Friday, March 31, 2017
When Coates was expressed concern about her daughter’s recent clumsiness, Kammy Mae agreed to go to the doctor. The doctor recommended an MRI, which needed to be scheduled at a future time. But the very night after the doctor visit, at 3 a.m. on Friday, March 31, 2017, neighbors heard loud voices and screaming next door. They thought it was just a cat and didn’t bother to look out their window.
Later that morning, police received a call from a distraught Anthony Christensen, who claimed he had found his girlfriend’s body in the bathroom upon waking up that morning.
But forensic evidence indicated that sometime during the night, Anthony had caused her death using blunt force trauma to the head and that he had tried to cover up the crime.
Detectives also discovered Christensen had previous convictions in Wyoming for violent offenses. Within 24 hours, he was arrested for the murder.

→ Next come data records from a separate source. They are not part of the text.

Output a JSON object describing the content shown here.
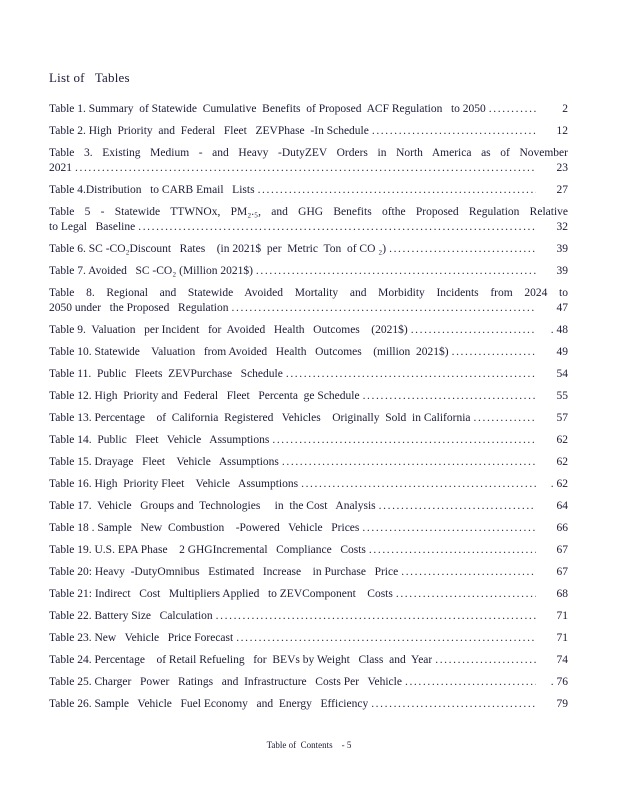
{
  "document": {
    "title": "List of   Tables",
    "footer": "Table of  Contents    - 5",
    "ink_color": "#1b1b38",
    "background_color": "#ffffff"
  },
  "toc": {
    "entries": [
      {
        "text": "Table 1. Summary  of Statewide  Cumulative  Benefits  of Proposed  ACF Regulation   to 2050",
        "page": "2"
      },
      {
        "text": "Table 2. High  Priority  and  Federal   Fleet   ZEVPhase  -In Schedule",
        "page": "12"
      },
      {
        "text": "Table 3.  Existing  Medium - and Heavy  -DutyZEV Orders   in North America  as of November",
        "text2": "2021",
        "page": "23"
      },
      {
        "text": "Table 4.Distribution   to CARB Email   Lists",
        "page": "27"
      },
      {
        "text": "Table  5 - Statewide  TTWNOx,  PM₂.₅, and GHG  Benefits  ofthe  Proposed  Regulation  Relative",
        "text2": "to Legal   Baseline",
        "page": "32"
      },
      {
        "text": "Table 6. SC -CO₂Discount   Rates    (in 2021$  per  Metric  Ton  of CO ₂)",
        "page": "39"
      },
      {
        "text": "Table 7. Avoided   SC -CO₂ (Million 2021$)",
        "page": "39"
      },
      {
        "text": "Table 8. Regional  and  Statewide  Avoided  Mortality and  Morbidity Incidents  from 2024  to",
        "text2": "2050 under   the Proposed   Regulation",
        "page": "47"
      },
      {
        "text": "Table 9.  Valuation   per Incident   for  Avoided   Health   Outcomes    (2021$)",
        "page": ". 48"
      },
      {
        "text": "Table 10. Statewide    Valuation   from Avoided   Health   Outcomes    (million  2021$)",
        "page": "49"
      },
      {
        "text": "Table 11.  Public   Fleets  ZEVPurchase   Schedule",
        "page": "54"
      },
      {
        "text": "Table 12. High  Priority and  Federal   Fleet   Percenta  ge Schedule",
        "page": "55"
      },
      {
        "text": "Table 13. Percentage    of  California  Registered   Vehicles    Originally  Sold  in California",
        "page": "57"
      },
      {
        "text": "Table 14.  Public   Fleet   Vehicle   Assumptions",
        "page": "62"
      },
      {
        "text": "Table 15. Drayage   Fleet    Vehicle   Assumptions",
        "page": "62"
      },
      {
        "text": "Table 16. High  Priority Fleet    Vehicle   Assumptions",
        "page": ". 62"
      },
      {
        "text": "Table 17.  Vehicle   Groups and  Technologies     in  the Cost   Analysis",
        "page": "64"
      },
      {
        "text": "Table 18 . Sample   New  Combustion    -Powered   Vehicle   Prices",
        "page": "66"
      },
      {
        "text": "Table 19. U.S. EPA Phase    2 GHGIncremental   Compliance   Costs",
        "page": "67"
      },
      {
        "text": "Table 20: Heavy  -DutyOmnibus   Estimated   Increase    in Purchase   Price",
        "page": "67"
      },
      {
        "text": "Table 21: Indirect   Cost   Multipliers Applied   to ZEVComponent    Costs",
        "page": "68"
      },
      {
        "text": "Table 22. Battery Size   Calculation",
        "page": "71"
      },
      {
        "text": "Table 23. New   Vehicle   Price Forecast",
        "page": "71"
      },
      {
        "text": "Table 24. Percentage    of Retail Refueling   for  BEVs by Weight   Class  and  Year",
        "page": "74"
      },
      {
        "text": "Table 25. Charger   Power   Ratings   and  Infrastructure   Costs Per   Vehicle",
        "page": ". 76"
      },
      {
        "text": "Table 26. Sample   Vehicle   Fuel Economy   and  Energy   Efficiency",
        "page": "79"
      }
    ]
  }
}
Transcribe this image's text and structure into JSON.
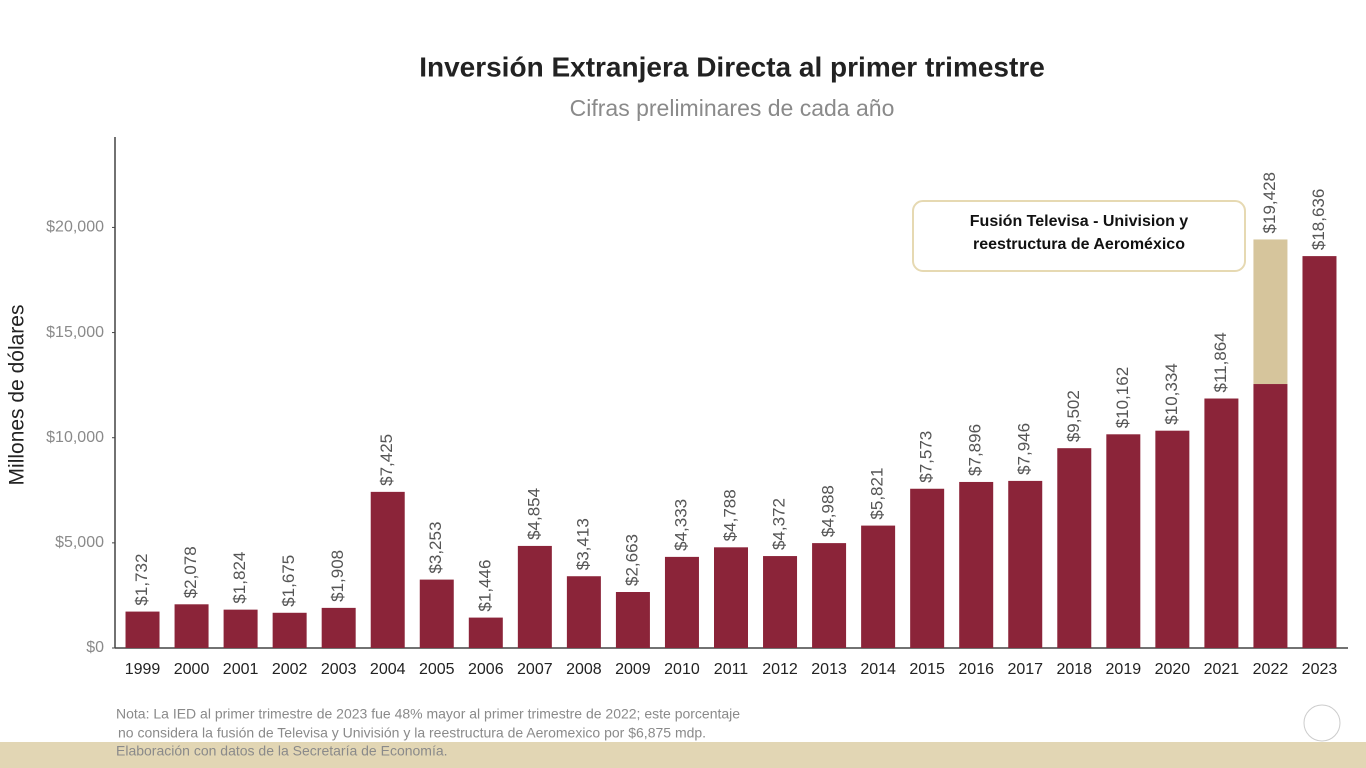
{
  "chart_data": {
    "type": "bar",
    "title": "Inversión Extranjera Directa al primer trimestre",
    "subtitle": "Cifras preliminares de cada año",
    "y_label": "Millones de dólares",
    "annotation": [
      "Fusión Televisa - Univision y",
      "reestructura de Aeroméxico"
    ],
    "notes": [
      "Nota: La IED al primer trimestre de 2023 fue 48% mayor al primer trimestre de 2022; este porcentaje",
      "no considera la fusión de Televisa y Univisión y la reestructura de Aeromexico por $6,875 mdp.",
      "Elaboración con datos de la Secretaría de Economía."
    ],
    "categories": [
      "1999",
      "2000",
      "2001",
      "2002",
      "2003",
      "2004",
      "2005",
      "2006",
      "2007",
      "2008",
      "2009",
      "2010",
      "2011",
      "2012",
      "2013",
      "2014",
      "2015",
      "2016",
      "2017",
      "2018",
      "2019",
      "2020",
      "2021",
      "2022",
      "2023"
    ],
    "series": [
      {
        "color": "#8b2439",
        "values": [
          1732,
          2078,
          1824,
          1675,
          1908,
          7425,
          3253,
          1446,
          4854,
          3413,
          2663,
          4333,
          4788,
          4372,
          4988,
          5821,
          7573,
          7896,
          7946,
          9502,
          10162,
          10334,
          11864,
          12553,
          18636
        ]
      },
      {
        "name": "Fusión Televisa - Univision y reestructura de Aeroméxico",
        "color": "#d6c59c",
        "values": [
          null,
          null,
          null,
          null,
          null,
          null,
          null,
          null,
          null,
          null,
          null,
          null,
          null,
          null,
          null,
          null,
          null,
          null,
          null,
          null,
          null,
          null,
          null,
          6875,
          null
        ]
      }
    ],
    "totals": [
      1732,
      2078,
      1824,
      1675,
      1908,
      7425,
      3253,
      1446,
      4854,
      3413,
      2663,
      4333,
      4788,
      4372,
      4988,
      5821,
      7573,
      7896,
      7946,
      9502,
      10162,
      10334,
      11864,
      19428,
      18636
    ],
    "total_labels": [
      "$1,732",
      "$2,078",
      "$1,824",
      "$1,675",
      "$1,908",
      "$7,425",
      "$3,253",
      "$1,446",
      "$4,854",
      "$3,413",
      "$2,663",
      "$4,333",
      "$4,788",
      "$4,372",
      "$4,988",
      "$5,821",
      "$7,573",
      "$7,896",
      "$7,946",
      "$9,502",
      "$10,162",
      "$10,334",
      "$11,864",
      "$19,428",
      "$18,636"
    ],
    "ylim": [
      0,
      24300
    ],
    "yticks": [
      {
        "value": 0,
        "label": "$0"
      },
      {
        "value": 5000,
        "label": "$5,000"
      },
      {
        "value": 10000,
        "label": "$10,000"
      },
      {
        "value": 15000,
        "label": "$15,000"
      },
      {
        "value": 20000,
        "label": "$20,000"
      }
    ],
    "grid": false
  }
}
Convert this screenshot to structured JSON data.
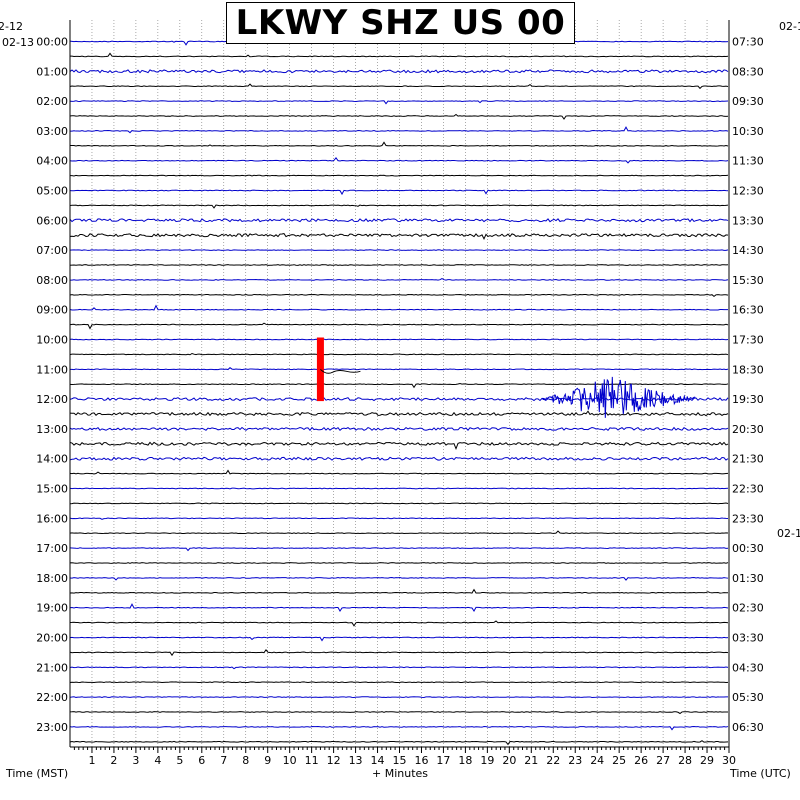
{
  "title": "LKWY SHZ US 00",
  "dates": {
    "left_top": "2-12",
    "left_second": "02-13",
    "right_top": "02-1",
    "right_mid": "02-1"
  },
  "left_axis_label": "Time (MST)",
  "right_axis_label": "Time (UTC)",
  "x_axis_label": "+ Minutes",
  "colors": {
    "trace_blue": "#0000cc",
    "trace_black": "#000000",
    "marker_red": "#ff0000",
    "grid": "#000000"
  },
  "chart_data": {
    "type": "line",
    "title": "LKWY SHZ US 00",
    "xlabel": "+ Minutes",
    "ylabel_left": "Time (MST)",
    "ylabel_right": "Time (UTC)",
    "xlim": [
      0,
      30
    ],
    "x_ticks": [
      "1",
      "2",
      "3",
      "4",
      "5",
      "6",
      "7",
      "8",
      "9",
      "10",
      "11",
      "12",
      "13",
      "14",
      "15",
      "16",
      "17",
      "18",
      "19",
      "20",
      "21",
      "22",
      "23",
      "24",
      "25",
      "26",
      "27",
      "28",
      "29",
      "30"
    ],
    "left_hour_labels": [
      "00:00",
      "01:00",
      "02:00",
      "03:00",
      "04:00",
      "05:00",
      "06:00",
      "07:00",
      "08:00",
      "09:00",
      "10:00",
      "11:00",
      "12:00",
      "13:00",
      "14:00",
      "15:00",
      "16:00",
      "17:00",
      "18:00",
      "19:00",
      "20:00",
      "21:00",
      "22:00",
      "23:00"
    ],
    "right_hour_labels": [
      "07:30",
      "08:30",
      "09:30",
      "10:30",
      "11:30",
      "12:30",
      "13:30",
      "14:30",
      "15:30",
      "16:30",
      "17:30",
      "18:30",
      "19:30",
      "20:30",
      "21:30",
      "22:30",
      "23:30",
      "00:30",
      "01:30",
      "02:30",
      "03:30",
      "04:30",
      "05:30",
      "06:30"
    ],
    "trace_count": 48,
    "trace_minutes": 30,
    "trace_colors": [
      "blue",
      "black"
    ],
    "events": [
      {
        "name": "earthquake",
        "trace_index": 24,
        "start_minute": 21.5,
        "end_minute": 28.5,
        "peak_minute": 24.5
      },
      {
        "name": "red-marker",
        "start_trace": 20,
        "end_trace": 24,
        "minute": 11.4
      }
    ],
    "grid": true
  }
}
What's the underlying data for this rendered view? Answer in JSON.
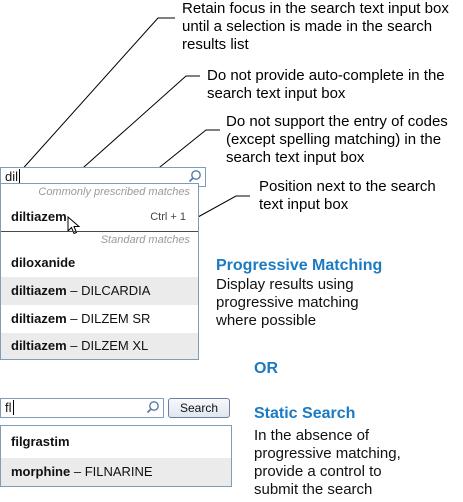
{
  "callouts": {
    "focus": "Retain focus in the search text input box until a selection is made in the search results list",
    "autocomplete": "Do not provide auto-complete in the search text input box",
    "codes": "Do not support the entry of codes (except spelling matching) in the search text input box",
    "position": "Position next to the search text input box"
  },
  "progressive": {
    "query": "dil",
    "common_label": "Commonly prescribed matches",
    "standard_label": "Standard matches",
    "top_item": {
      "name": "diltiazem",
      "shortcut": "Ctrl + 1"
    },
    "items": [
      {
        "name": "diloxanide",
        "brand": ""
      },
      {
        "name": "diltiazem",
        "brand": "DILCARDIA"
      },
      {
        "name": "diltiazem",
        "brand": "DILZEM SR"
      },
      {
        "name": "diltiazem",
        "brand": "DILZEM XL"
      }
    ],
    "heading": "Progressive Matching",
    "description": "Display results using progressive matching where possible"
  },
  "or_label": "OR",
  "static": {
    "query": "fl",
    "button_label": "Search",
    "items": [
      {
        "name": "filgrastim",
        "brand": ""
      },
      {
        "name": "morphine",
        "brand": "FILNARINE"
      }
    ],
    "heading": "Static Search",
    "description": "In the absence of progressive matching, provide a control to submit the search"
  },
  "dash": " – ",
  "icons": [
    "magnifier-icon",
    "mouse-cursor-icon"
  ]
}
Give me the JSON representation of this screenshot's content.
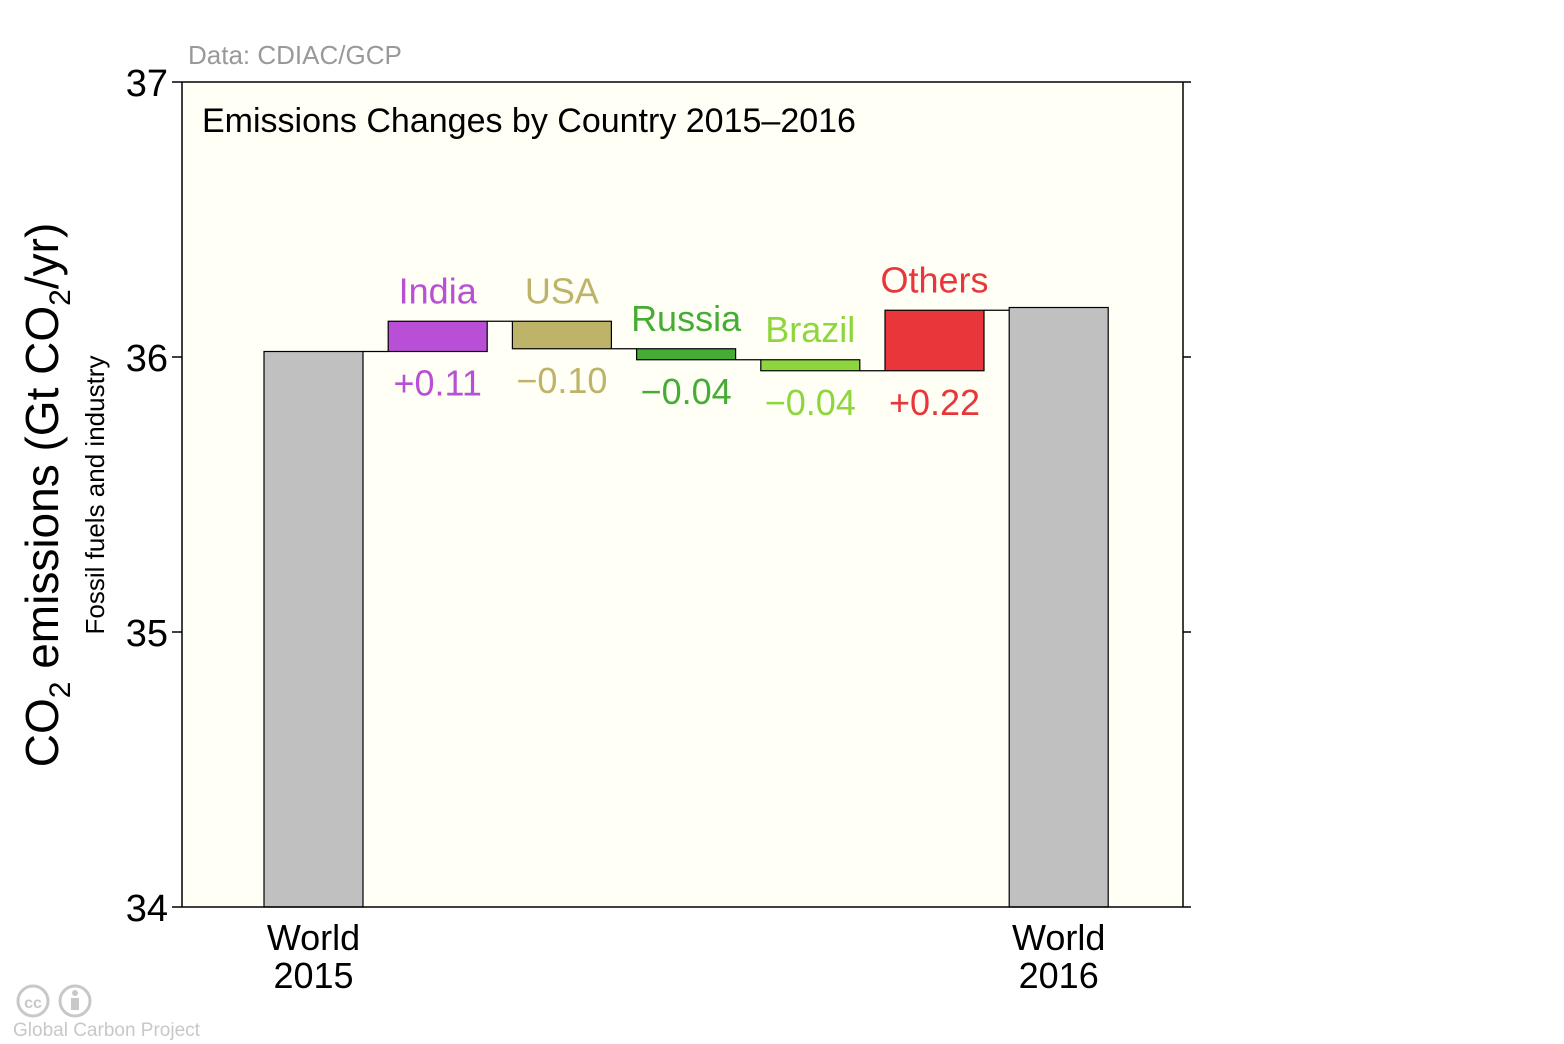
{
  "source_note": "Data: CDIAC/GCP",
  "credit": "Global Carbon Project",
  "chart_data": {
    "type": "bar",
    "subtype": "waterfall",
    "title": "Emissions Changes by Country 2015–2016",
    "ylabel_main": "CO",
    "ylabel_sub": "2",
    "ylabel_rest": " emissions (Gt CO",
    "ylabel_sub2": "2",
    "ylabel_end": "/yr)",
    "ylabel_secondary": "Fossil fuels and industry",
    "ylim": [
      34,
      37
    ],
    "yticks": [
      "34",
      "35",
      "36",
      "37"
    ],
    "grid": false,
    "background_color": "#fffff5",
    "totals": [
      {
        "label_line1": "World",
        "label_line2": "2015",
        "value": 36.02,
        "color": "#c0c0c0"
      },
      {
        "label_line1": "World",
        "label_line2": "2016",
        "value": 36.18,
        "color": "#c0c0c0"
      }
    ],
    "changes": [
      {
        "name": "India",
        "label": "+0.11",
        "value": 0.11,
        "color": "#b84fd6"
      },
      {
        "name": "USA",
        "label": "−0.10",
        "value": -0.1,
        "color": "#bdb46a"
      },
      {
        "name": "Russia",
        "label": "−0.04",
        "value": -0.04,
        "color": "#45ad35"
      },
      {
        "name": "Brazil",
        "label": "−0.04",
        "value": -0.04,
        "color": "#8ed63d"
      },
      {
        "name": "Others",
        "label": "+0.22",
        "value": 0.22,
        "color": "#e8363a"
      }
    ]
  }
}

It would take three years for Christensen to plead guilty. The plea occurred only after the prosecution was able to establish that Christensen was a “habitually violent offender.” He was sentenced to five years to life on the charge. At that point, he realized he was going to prison for a long time, even in the unlikely event a jury found him innocent of murder. He dropped his demand for a trial and pleaded guilty.
Building a Foundation
Through her tears, Coates showed a stiff upper lip at Kammy Mae’s funeral in April 2017.
“My daughter did not die in vain. She’s not going to be silenced by this. We are going to be her voice,” she said at the time.
Coates held fundraisers in Fairview, Spring City and Mt. Pleasant for the Kammy Mae Foundation. In 2017, then Lt. Gov. Spencer Cox spoke at the fundraiser in Spring City.
In November 2020, the organization held a clothing drive and received more than a truckload of items from people throughout Utah. Coates gave everything they received to the New Horizons women’s shelter in Richfield.
In addition, her family and friends have marched in local parades in Kammy Mae’s name.
“Kammy Mae is not the only victim of domestic violence murder in Sanpete County,” Coates says. “I don’t know if people are aware of it, but it’s happening right under our noses, and we’re not doing enough.”
Women who find themselves in an abusive or toxic relationship need assistance from trusted friends to get out.
“The most dangerous time for domestic violence is in their attempt to leave,” Coates says. “They have to make a plan. It has to be secretive. They shouldn’t tell anyone that they don’t trust.”
Kammy Mae’s children have lived with Coates since July 2020 when their father, Donny Lopez, died, and both are doing well. Despite emotional scars from their mother’s violent death, Franky, now 17, goes to online school and has a part-time job he enjoys. Sophya, 9, is habitually happy but, from time to time, still gets sad and misses her mom.
Presently, the New Horizons shelter, although located in Richfield, serves battered women throughout Sanpete County.